As Christians, our relationships are to be in line with God’s purpose and to fulfill an ultimate plan that God has. The thing about purpose is that when it finds you, there is no stopping it. You will know purpose has arrived!

So he departed from there and found Elisha the son of Shaphat, while he was plowing with twelve pairs of oxen before him, and he with the twelfth. And Elijah passed over to him and threw his mantle on him. 20He left the oxen and ran after Elijah and said, “Please let me kiss my father and my mother, then I will follow you.” And he said to him, “Go back again, for what have I done to you?” 21So he returned from following him, and took the pair of oxen and sacrificed them and boiled their flesh with the implements of the oxen, and gave it to the people and they ate. Then he arose and followed Elijah and ministered to him. (1 Kings 19:19-21)

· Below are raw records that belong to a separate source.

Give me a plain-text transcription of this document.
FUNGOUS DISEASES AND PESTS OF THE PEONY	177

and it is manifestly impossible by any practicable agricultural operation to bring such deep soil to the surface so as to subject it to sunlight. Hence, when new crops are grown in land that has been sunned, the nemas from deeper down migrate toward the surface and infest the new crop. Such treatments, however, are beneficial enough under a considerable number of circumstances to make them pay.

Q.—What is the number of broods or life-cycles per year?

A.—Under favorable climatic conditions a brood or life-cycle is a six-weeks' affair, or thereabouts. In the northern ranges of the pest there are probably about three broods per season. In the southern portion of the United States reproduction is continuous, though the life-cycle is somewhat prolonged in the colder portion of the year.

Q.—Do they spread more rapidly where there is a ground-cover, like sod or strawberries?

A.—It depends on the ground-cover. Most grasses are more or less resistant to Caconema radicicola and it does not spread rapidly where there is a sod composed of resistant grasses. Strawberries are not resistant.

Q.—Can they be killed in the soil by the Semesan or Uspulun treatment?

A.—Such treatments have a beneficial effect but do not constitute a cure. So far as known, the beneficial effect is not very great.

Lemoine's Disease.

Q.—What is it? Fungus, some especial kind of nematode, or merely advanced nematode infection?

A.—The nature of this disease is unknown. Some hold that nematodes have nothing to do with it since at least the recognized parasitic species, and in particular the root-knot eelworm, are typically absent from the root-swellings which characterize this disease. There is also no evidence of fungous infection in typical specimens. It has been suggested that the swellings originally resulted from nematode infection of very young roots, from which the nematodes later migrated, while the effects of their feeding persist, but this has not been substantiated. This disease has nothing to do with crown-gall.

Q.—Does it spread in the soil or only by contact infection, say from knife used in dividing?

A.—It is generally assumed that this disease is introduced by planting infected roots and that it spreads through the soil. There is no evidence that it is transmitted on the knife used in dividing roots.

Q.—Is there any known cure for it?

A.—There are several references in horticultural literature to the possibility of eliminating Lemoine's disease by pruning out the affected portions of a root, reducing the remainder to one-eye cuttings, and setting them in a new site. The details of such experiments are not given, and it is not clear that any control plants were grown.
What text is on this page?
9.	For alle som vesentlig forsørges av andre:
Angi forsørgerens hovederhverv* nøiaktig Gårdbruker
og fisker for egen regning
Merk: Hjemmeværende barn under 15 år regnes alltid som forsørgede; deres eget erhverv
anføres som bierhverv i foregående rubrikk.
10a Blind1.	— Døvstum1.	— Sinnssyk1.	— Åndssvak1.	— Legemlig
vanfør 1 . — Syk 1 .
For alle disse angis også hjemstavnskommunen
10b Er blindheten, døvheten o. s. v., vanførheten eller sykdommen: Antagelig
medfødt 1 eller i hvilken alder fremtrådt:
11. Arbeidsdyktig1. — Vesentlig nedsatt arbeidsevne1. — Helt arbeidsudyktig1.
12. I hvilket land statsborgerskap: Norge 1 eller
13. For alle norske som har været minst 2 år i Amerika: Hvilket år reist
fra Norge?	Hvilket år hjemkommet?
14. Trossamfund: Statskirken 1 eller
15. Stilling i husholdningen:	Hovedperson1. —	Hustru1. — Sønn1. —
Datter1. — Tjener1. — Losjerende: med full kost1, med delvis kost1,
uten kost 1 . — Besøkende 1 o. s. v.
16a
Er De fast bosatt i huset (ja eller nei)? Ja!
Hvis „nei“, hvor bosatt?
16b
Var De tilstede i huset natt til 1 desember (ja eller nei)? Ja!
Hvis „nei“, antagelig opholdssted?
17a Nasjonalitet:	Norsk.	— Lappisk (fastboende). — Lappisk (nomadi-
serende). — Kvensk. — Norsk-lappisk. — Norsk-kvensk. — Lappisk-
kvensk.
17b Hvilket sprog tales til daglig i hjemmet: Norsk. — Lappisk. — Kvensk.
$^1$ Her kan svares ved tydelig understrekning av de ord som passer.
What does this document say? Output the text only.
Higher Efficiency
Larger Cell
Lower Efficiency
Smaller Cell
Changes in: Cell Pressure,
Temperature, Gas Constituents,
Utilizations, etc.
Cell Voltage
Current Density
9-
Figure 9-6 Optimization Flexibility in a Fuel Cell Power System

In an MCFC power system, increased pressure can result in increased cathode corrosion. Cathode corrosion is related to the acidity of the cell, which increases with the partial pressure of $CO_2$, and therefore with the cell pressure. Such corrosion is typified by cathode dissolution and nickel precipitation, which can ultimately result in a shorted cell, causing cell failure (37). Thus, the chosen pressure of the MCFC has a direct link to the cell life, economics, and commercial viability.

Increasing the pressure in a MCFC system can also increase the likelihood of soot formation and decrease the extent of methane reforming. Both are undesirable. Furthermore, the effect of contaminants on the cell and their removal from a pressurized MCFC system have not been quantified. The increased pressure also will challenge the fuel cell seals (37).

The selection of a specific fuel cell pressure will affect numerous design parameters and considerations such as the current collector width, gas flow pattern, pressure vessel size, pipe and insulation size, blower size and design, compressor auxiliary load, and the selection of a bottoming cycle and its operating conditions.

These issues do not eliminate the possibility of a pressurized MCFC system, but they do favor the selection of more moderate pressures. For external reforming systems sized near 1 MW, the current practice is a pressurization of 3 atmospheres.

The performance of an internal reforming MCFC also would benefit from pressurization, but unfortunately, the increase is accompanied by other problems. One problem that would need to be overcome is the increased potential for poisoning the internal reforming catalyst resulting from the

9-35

When purpose found Elisha, he was working the field. I won’t even go too much into the fact that He Was WORKING but I’m sure y’all got it. It is believed that the 12 oxen mentioned in the text signify the wealth of Elisha’s family. It is only purpose that will cause someone to leave the wealth and comfort of his home to follow and minister to a prophet. (For this reason, a man shall leave his father and mother and be united to his wife, and the two shall become one). Some people come your way to align you with purpose, others come to fulfill purpose and some come to complete it. So with relationships, you have to really open your eyes and ears out to see where purpose is being fulfilled – don’t waste precious time on purposeless relationships.

For full disclosure, I was in relationships before marriage, not counting the situationship that I talked about here. The first relationship was really to satisfy my bad boy cravings. (Don’t judge me :P) I don’t know about you but I feel like every girl goes through this phase where there’s some kind of hidden pleasure from knowing that the good Lord brought a bad boy your way and you changed him. HA! (Which, by the way is a lie!- Only God can change people so don’t give yourself the added headache.)

This boy was “the cool kid from the U.S” and I was the church daughter of pastors which evidently made for the most disastrous recipe. I can’t even begin to tell you the number of meetings I had with teachers who wanted to rescue me from the hands of this cool kid from the U.S but I was so sure, so sure we were destined for marriage because I had daydreamed about it, DUH.

See, the certainty that comes from understanding purpose and the certainty from emotions are 2 different things. I can honestly sit here and tell you that I do not know what the point of that relationship was. No point.
Truth is, at a certain age or time in our lives, we may not even know what our individual purpose is. There is no way that you can magnetically attract someone in line with your purpose if you don’t even know what to look out for, which becomes the danger of premature  relationships.(premature in purpose)

Am I fulfilling purpose or am I fulfilling desire?

I came off the teenage bus not too long ago, so I am not going to pretend that I do not know what it’s like because I do. It’s sometimes hard to listen to parents because some parents aren’t very honest about their past and sometimes sound a bit too hypocritical. Thankfully, my mom was really easy to talk to about boys and my relationships so a part of me always felt like I will be betraying her trust if I went too far with my relationships.

Parents cannot be everywhere at all times but as children of God, we have to remember where the glory goes to. We have to try and be cautious of how our actions represent the kingdom. Ultimately, that’s what it is all about.